In C (which is not necessarily true for other languages) negative integers are coded in two's complement, so the subtraction a + (~b + 1) remains valid for negative numbers.

nice. thank you.

 

[JohnK]

You know there are already hundreds of programming challenges, puzzles, codegolfing sites out there, right? To name a topical example advent of code. Why do we “need” such threads here too?​

dc << EOT
${augend:?}
_${addend:?}
+pq
EOT

In dc(1) the underscore (_) serves the purpose of a negative sign. The dash (-) denotes the (here forbidden) operator. p prints the item on top of the stack, q is quit.​

Yes, I do know. But, "I'm sorry"? ...I don't get the impression you're actually looking for my list of reasons, but generally speaking, I thought it would offer some sort of distraction/fun/points of learning/etc.. Again, 'sorry'.

The code submission looks interesting. How you run it (I'm off to read up on dc(1) now)?

 

[victort]

#!/bin/sh

a=$1
b=$2
c=0

while [ $b -ne $a ]; do
    b=$(($b + 1))
    c=$(($c + 1))
done
echo $c

me@bsd:~ $ ./sub.sh 1567 1500
67

If you don’t like the -ne you can also use !=

 

[JohnK]

Nice. I thought '-ne' was for numbers (so isn't that the "correct" way?).

 

[victort]

Nice. I thought '-ne' was for numbers (so isn't that the "correct" way?).

It is. But the - (minus sign) is there.

 

[JohnK]

Ah.
It's been a while but here is your method in (some dialect of; I'm sure...maybe) lisp.

(defun minus (a b)
  ( (lambda (c)
      (while 
        (< b a)
        (setq b (1+ b)
              c (1+ c))))
   0) )

 

[JohnK]

On the topic of precedence:

Can the following (readability aside) allowed to be as well?
int res = a + ((~b)+1);

int res = a + ~b+1;
because, as I look it up, + and ~ have the same precedence so it should follow left->right, correct?


EDIT: I just checked my submission and I had the second form (no parens). So, now I've actually got something to loose here!?

 

[doul]

because, as I look it up, + and ~ have the same precedence so it should follow left->right, correct?

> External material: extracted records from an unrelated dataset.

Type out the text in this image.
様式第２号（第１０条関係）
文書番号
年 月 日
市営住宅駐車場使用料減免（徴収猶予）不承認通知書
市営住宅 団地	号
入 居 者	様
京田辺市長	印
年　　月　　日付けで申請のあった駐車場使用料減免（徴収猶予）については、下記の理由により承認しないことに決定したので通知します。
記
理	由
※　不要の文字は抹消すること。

Precedence of '~' is level 2 read right to left
Precedence of '+' is level 4 read left to right

So you're right, I have the (bad?) habit of using more round brackets than necessary. It's avoid silent bug and it's doesn't bloat the final binary. Readability is lowered, intention is clear.

 

[JohnK]

I wouldn't call it a bad habit. I do it too (I was just typing fast because you took the "one function version" first. ). Your's reads far easier to me!

And I think I have it worked out now:
unary operators have higher precedence than binary ones so (let's see if I lay this out correct)...
a + ~b + 1
should become: (a + (~b)) + 1
which is the same as: a + ((~b) + 1)

 

[doul]

should become: (a + (~b)) + 1
which is the same as: a + ((~b) + 1)

Yes, you're right again, addition is commutative and change order of operations doesn't change the result, doing 1 + a + ~b get the same result. I write code in the way I think, subtraction without '-' sign ? do :

1. one's complement ~b
2. two's complement ~b + 1
3. addition a + ~b + 1

So finally I write a + ((~b) + 1) where round brackets are useless.

 

[JohnK]

I write code in the way I think, subtraction without '-' sign ? do :

1. one's complement ~b
2. two's complement ~b + 1
3. addition a + ~b + 1

So finally I write a + ((~b) + 1) where round brackets are useless.

Exactly. That's how think about it too. ...I may have written a + (~b +1) if I wasn't thinking but I thought about it the same as you ..."add 'a' to the '2s of b'". I just happened to not write any parens (probably because I was going for the 'teach' thing and laid it out two different ways).